Hyundai exploring expansion of Ann Arbor area operation
Angela J. Cesere | AnnArbor.com
The 200,000-square-foot Hyundai-Kia America Technical Center on Geddes Road — which employs about 170 workers — conducts powertrain testing, calibration and some design and engineering.
Superior Township Supervisor William McFarlane confirmed that Hyundai officials have met with the township to discuss their expansion plans — and that it involves adding about 50 new jobs.
Paul Krutko, CEO of economic development group Ann Arbor SPARK, said Hyundai is considering an initial $20 million investment that would involve installation of a dynamometer.
Hyundai has also discussed plans connected to a test track of some kind, local government officials said today at a policy meeting for the Washtenaw Area Transportation Study (WATS) group.
Hyundai's technical center is located on a 140-acre parcel — which is comparable in size to the ex-Pfizer campus in northern Ann Arbor but not nearly large enough for a typical test track, which can be thousands of acres.
Auto companies typically need very large parcels of land for test tracks because secrecy is imperative for vehicle development. According to a recent job posting, Hyundai is already performing driving tests at the 3,850-acre Chrysler proving grounds in Chelsea.
File photo | AnnArbor.com
Terri Blackmore, executive director of WATS, confirmed that the automaker had contacted WATS to discuss issues related to the expansion plan.
On Monday, the Superior Township Board of Trustees unanimously approved a resolution of intent to establish a Local Development Finance Authority (LDFA) — which can be set up to capture tax dollars for economic development purposes — to help address electrical transmission problems at Hyundai's operation.
The board will hold a public hearing on Nov. 21 to discuss the LDFA boundaries. After a 60-day waiting period, the board can officially approve the LDFA and set up a tax increment finance authority (TIFA).
The LDFA would help cover the $2.5 million cost of helping Hyundai's technical center connect directly to 120-kilovolt overhead transmission lines owned by Novi-based ITC Holdings.
"We’ve taken the first step," McFarlane said in an interview. "They haven’t agreed to (the plan), but they’re apparently seriously considering doing some work to expand their testing facility."
A Hyundai spokesman could not immediately provide additional information about the company's plans.
Hyundai has been communicating with economic development group Ann Arbor SPARK to coordinate a funding plan to make the electrical improvements.
Krutko said SPARK is working with the Michigan Economic Development Corp. to line up a low-cost loan that will be extended to Hyundai and repaid in part using the LDFA dollars.
Hyundai, he said, was weighing where to locate its expansion — and it indicated the expansion would not occur in Superior Township unless the electrical problems were rectified
"The big limiting factor was the power at that facility," Krutko said.
The news comes after Hyundai Motor America CEO John Krafcik told AnnArbor.com in July that a future expansion of the local technical center was possible.

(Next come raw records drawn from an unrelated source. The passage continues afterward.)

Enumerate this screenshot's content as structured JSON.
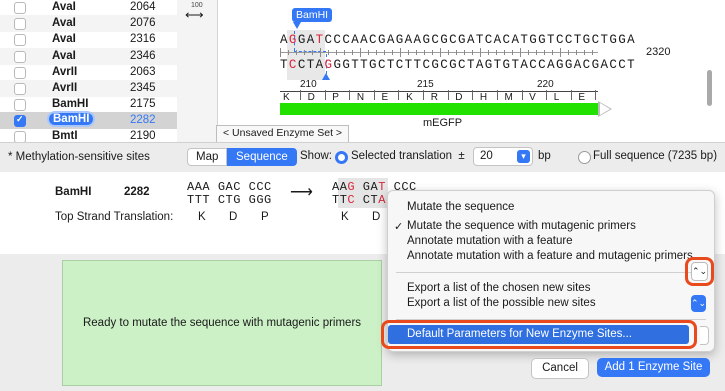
{
  "enzymes": [
    {
      "name": "AvaI",
      "pos": "2064",
      "checked": false
    },
    {
      "name": "AvaI",
      "pos": "2076",
      "checked": false
    },
    {
      "name": "AvaI",
      "pos": "2316",
      "checked": false
    },
    {
      "name": "AvaI",
      "pos": "2346",
      "checked": false
    },
    {
      "name": "AvrII",
      "pos": "2063",
      "checked": false
    },
    {
      "name": "AvrII",
      "pos": "2345",
      "checked": false
    },
    {
      "name": "BamHI",
      "pos": "2175",
      "checked": false
    },
    {
      "name": "BamHI",
      "pos": "2282",
      "checked": true
    },
    {
      "name": "BmtI",
      "pos": "2190",
      "checked": false
    }
  ],
  "map": {
    "zoom_value": "100",
    "enzyme_label": "BamHI",
    "top_strand": {
      "pre": "A",
      "r1": "G",
      "mid1": "GA",
      "r2": "T",
      "post": "CCCAACGAGAAGCGCGATCACATGGTCCTGCTGGA"
    },
    "bottom_strand": {
      "pre": "T",
      "r1": "C",
      "mid1": "CTA",
      "r2": "G",
      "post": "GGTTGCTCTTCGCGCTAGTGTACCAGGACGACCT"
    },
    "end_position": "2320",
    "ruler": [
      "210",
      "215",
      "220"
    ],
    "aa": [
      "K",
      "D",
      "P",
      "N",
      "E",
      "K",
      "R",
      "D",
      "H",
      "M",
      "V",
      "L",
      "E"
    ],
    "feature_name": "mEGFP",
    "feature_color": "#22e000",
    "enzyme_set_tab": "< Unsaved Enzyme Set >"
  },
  "toolbar": {
    "methylation_note": "* Methylation-sensitive sites",
    "tab_map": "Map",
    "tab_sequence": "Sequence",
    "show_label": "Show:",
    "selected_translation": "Selected translation  ±",
    "flank_value": "20",
    "bp_label": "bp",
    "full_sequence": "Full sequence (7235 bp)"
  },
  "detail": {
    "enzyme": "BamHI",
    "position": "2282",
    "orig_top": [
      "AAA",
      "GAC",
      "CCC"
    ],
    "orig_bottom": [
      "TTT",
      "CTG",
      "GGG"
    ],
    "new_top": [
      "AAG",
      "GAT",
      "CCC"
    ],
    "new_bottom": [
      "TTC",
      "CTA",
      "GGG"
    ],
    "translation_label": "Top Strand Translation:",
    "orig_aa": [
      "K",
      "D",
      "P"
    ],
    "new_aa": [
      "K",
      "D",
      "P"
    ]
  },
  "status": "Ready to mutate the sequence with mutagenic primers",
  "menu": {
    "items": [
      {
        "label": "Mutate the sequence",
        "checked": false
      },
      {
        "label": "Mutate the sequence with mutagenic primers",
        "checked": true
      },
      {
        "label": "Annotate mutation with a feature",
        "checked": false
      },
      {
        "label": "Annotate mutation with a feature and mutagenic primers",
        "checked": false
      }
    ],
    "export_items": [
      "Export a list of the chosen new sites",
      "Export a list of the possible new sites"
    ],
    "highlighted": "Default Parameters for New Enzyme Sites...",
    "check_glyph": "✓"
  },
  "buttons": {
    "cancel": "Cancel",
    "add": "Add 1 Enzyme Site"
  },
  "colors": {
    "accent": "#3478f6",
    "status_bg": "#ccf1c6",
    "highlight_ring": "#e84a1e"
  }
}
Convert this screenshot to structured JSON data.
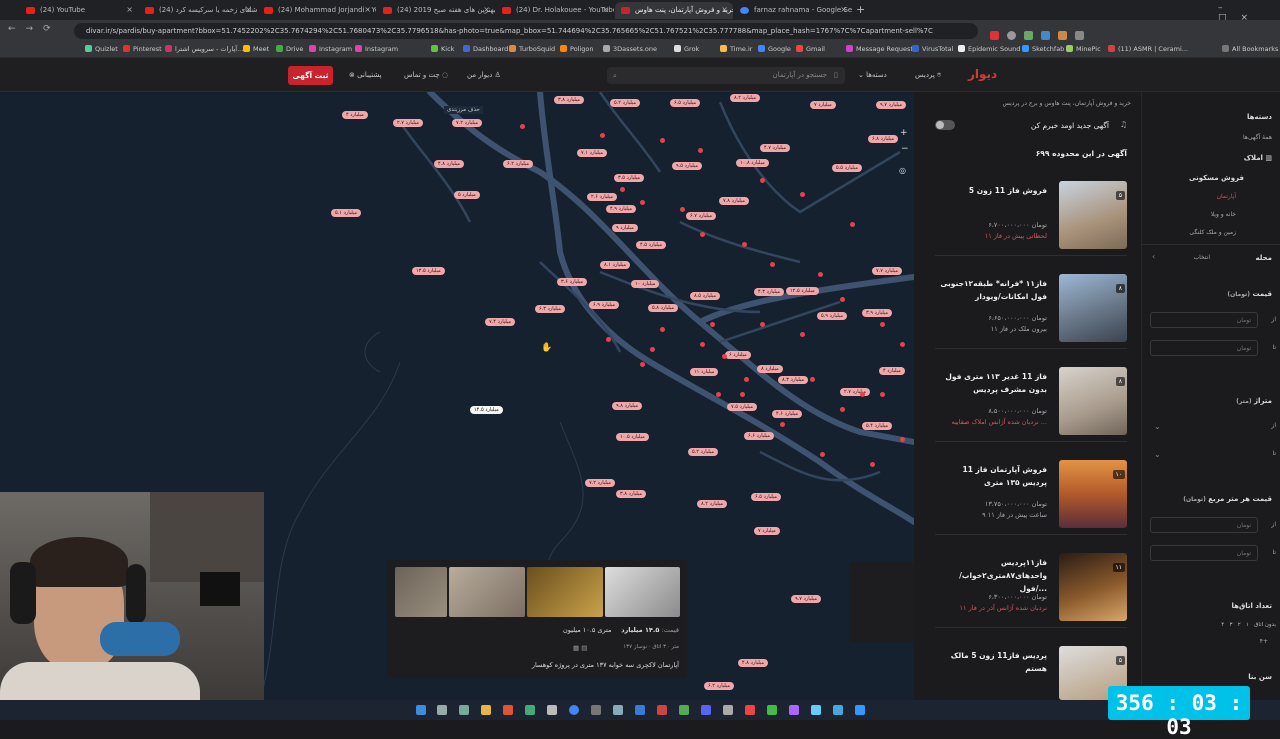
{
  "browser": {
    "tabs": [
      {
        "label": "(24) YouTube",
        "active": false
      },
      {
        "label": "(24) شلنای زخمه یا سرکیسه کرد...",
        "active": false
      },
      {
        "label": "(24) Mohammad Jorjandi - You...",
        "active": false
      },
      {
        "label": "(24) بهترین های هفته صبح 2019...",
        "active": false
      },
      {
        "label": "(24) Dr. Holakouee - YouTube",
        "active": false
      },
      {
        "label": "خرید و فروش آپارتمان، پنت هاوس...",
        "active": true
      },
      {
        "label": "farnaz rahnama - Google Search",
        "active": false
      }
    ],
    "url": "divar.ir/s/pardis/buy-apartment?bbox=51.7452202%2C35.7674294%2C51.7680473%2C35.7796518&has-photo=true&map_bbox=51.744694%2C35.765665%2C51.767521%2C35.777788&map_place_hash=1767%7C%7Capartment-sell%7C",
    "bookmarks": [
      "Quizlet",
      "Pinterest",
      "آپارات - سرویس اشترا...",
      "Meet",
      "Drive",
      "Instagram",
      "Instagram",
      "Kick",
      "Dashboard",
      "TurboSquid",
      "Poligon",
      "3Dassets.one",
      "Grok",
      "Time.ir",
      "Google",
      "Gmail",
      "Message Requests",
      "VirusTotal",
      "Epidemic Sound",
      "Sketchfab",
      "MinePic",
      "(11) ASMR | Cerami...",
      "All Bookmarks"
    ]
  },
  "header": {
    "logo": "دیوار",
    "city": "پردیس",
    "categories": "دسته‌ها",
    "search_placeholder": "جستجو در آپارتمان",
    "my_divar": "دیوار من",
    "chat": "چت و تماس",
    "support": "پشتیبانی",
    "post_ad": "ثبت آگهی"
  },
  "map": {
    "pins": [
      "۴ میلیارد",
      "۲.۷ میلیارد",
      "۷.۲ میلیارد",
      "۳.۸ میلیارد",
      "۵.۲ میلیارد",
      "۶.۵ میلیارد",
      "۸.۲ میلیارد",
      "۷ میلیارد",
      "۹.۷ میلیارد",
      "۴.۸ میلیارد",
      "۶.۲ میلیارد",
      "۵ میلیارد",
      "۷.۱ میلیارد",
      "۳.۵ میلیارد",
      "۲.۶ میلیارد",
      "۴.۹ میلیارد",
      "۹.۵ میلیارد",
      "۱۰.۸ میلیارد",
      "۴.۷ میلیارد",
      "۵.۵ میلیارد",
      "۶.۸ میلیارد",
      "۵.۱ میلیارد",
      "۱۳.۵ میلیارد",
      "۷.۴ میلیارد",
      "۶.۳ میلیارد",
      "۳.۶ میلیارد",
      "۸.۱ میلیارد",
      "۶.۹ میلیارد",
      "۱۰ میلیارد",
      "۵.۸ میلیارد",
      "۴.۵ میلیارد",
      "۶.۷ میلیارد",
      "۷.۸ میلیارد",
      "۹ میلیارد",
      "۸.۵ میلیارد",
      "۴.۳ میلیارد",
      "۱۲.۵ میلیارد",
      "۵.۹ میلیارد",
      "۳.۹ میلیارد",
      "۷.۷ میلیارد",
      "۶ میلیارد",
      "۸ میلیارد",
      "۱۱ میلیارد",
      "۷.۵ میلیارد",
      "۴.۶ میلیارد",
      "۹.۸ میلیارد",
      "۱۰.۵ میلیارد",
      "۶.۶ میلیارد",
      "۸.۳ میلیارد",
      "۵.۴ میلیارد"
    ],
    "selected_pin": "۱۴.۵ میلیارد",
    "area_label": "حذف مرزبندی",
    "card": {
      "price_label": "قیمت:",
      "price": "۱۴.۵ میلیارد",
      "per_meter": "متری ۱۰.۵ میلیون",
      "meta": [
        "۱۳۷ متر",
        "۳ اتاق",
        "نوساز"
      ],
      "title": "آپارتمان لاکچری سه خوابه ۱۳۷ متری در پروژه کوهسار"
    }
  },
  "listing": {
    "breadcrumb": "خرید و فروش آپارتمان، پنت هاوس و برج در پردیس",
    "notify_label": "آگهی جدید اومد خبرم کن",
    "count": "۶۹۹ آگهی در این محدوده",
    "items": [
      {
        "title": "فروش فاز 11 زون 5",
        "price": "۶،۷۰۰،۰۰۰،۰۰۰ تومان",
        "meta": "لحظاتی پیش در فاز ۱۱",
        "badge": "۵"
      },
      {
        "title": "فاز۱۱ *فرانه* طبقه۱۲جنوبی فول امکانات/ویودار",
        "price": "۶،۶۵۰،۰۰۰،۰۰۰ تومان",
        "meta": "بیرون ملک در فاز ۱۱",
        "badge": "۸"
      },
      {
        "title": "فاز 11 غدیر ۱۱۳ متری فول بدون مشرف پردیس",
        "price": "۸،۵۰۰،۰۰۰،۰۰۰ تومان",
        "meta": "نردبان شده آژانس املاک صفاییه ...",
        "badge": "۸"
      },
      {
        "title": "فروش آپارتمان فاز 11 پردیس ۱۳۵ متری",
        "price": "۱۳،۷۵۰،۰۰۰،۰۰۰ تومان",
        "meta": "۹ ساعت پیش در فاز ۱۱",
        "badge": "۱۰"
      },
      {
        "title": "فاز۱۱پردیس واحدهای۸۷متری۲خواب/فول/...",
        "price": "۶،۳۰۰،۰۰۰،۰۰۰ تومان",
        "meta": "نردبان شده آژانس آذر در فاز ۱۱",
        "badge": "۱۱"
      },
      {
        "title": "پردیس فاز11 زون 5 مالک هستم",
        "price": "",
        "meta": "",
        "badge": "۵"
      }
    ]
  },
  "filters": {
    "categories_title": "دسته‌ها",
    "all_ads": "همهٔ آگهی‌ها",
    "real_estate": "املاک",
    "residential_sale": "فروش مسکونی",
    "sub": [
      "آپارتمان",
      "خانه و ویلا",
      "زمین و ملک کلنگی"
    ],
    "neighborhood": "محله",
    "select": "انتخاب",
    "price": "قیمت",
    "price_unit": "(تومان)",
    "from": "از",
    "to": "تا",
    "toman": "تومان",
    "area": "متراژ",
    "area_unit": "(متر)",
    "price_per_meter": "قیمت هر متر مربع",
    "rooms": "تعداد اتاق‌ها",
    "room_options": [
      "بدون اتاق",
      "۱",
      "۲",
      "۳",
      "۴",
      "۴+"
    ],
    "building_age": "سن بنا"
  },
  "timer": "356 : 03 : 03",
  "colors": {
    "accent": "#c8242e",
    "pin": "#f0a7a9",
    "map_bg": "#16212f",
    "timer": "#00c2e8"
  }
}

"There’s no question that we’re going to be growing our capability," he said. "That’s the trajectory we’re on. We want to do more and more work here in engineering, product development, calibration, certification, development as well as manufacturing."
In November 2010, AnnArbor.com reported that electrical grid instability was regularly disrupting the technical center's operations. Brief fluctuations in voltage were causing havoc for some new machines used to conduct tests on vehicles at the engineering complex.
A Hyundai official told AnnArbor.com at the time that the facility needed to be connected to a 120-kilovolt system instead of a 40-kilovolt system.
The Hyundai-Kia complex in Superior Township has been cited as a rare bright spot for the local auto industry over the last several years.
As many competitors cut jobs, the technical center avoided layoffs as sales of Hyundai and Kia vehicles increased.
Bolstered by strong sales for its redesigned Sonata sedan and Elantra compact car, Hyundai's global automobile sales rose 11 percent in the first half of 2011. In June, the company raised its 2011 U.S. sales forecast to 624,000 sales, up 16 percent from 2010.
Hyundai Motor Group announced in a news release today that it would expand its powertrain development capabilities — although it's not clear whether that plan is connected to the Superior Township expansion.
“Due to stricter environmental regulations and policies that vary from nation to nation, competition in the development of powertrains and other core technologies is intensifying,” said Woong-Chul Yang, Hyundai Motor vice chairman, in a statement. “Hyundai Motor will accelerate its efforts to develop future powertrains that feature high-performance and eco-friendly engines and transmissions.”
AnnArbor.com reporter Lisa Allmendinger contributed to this story.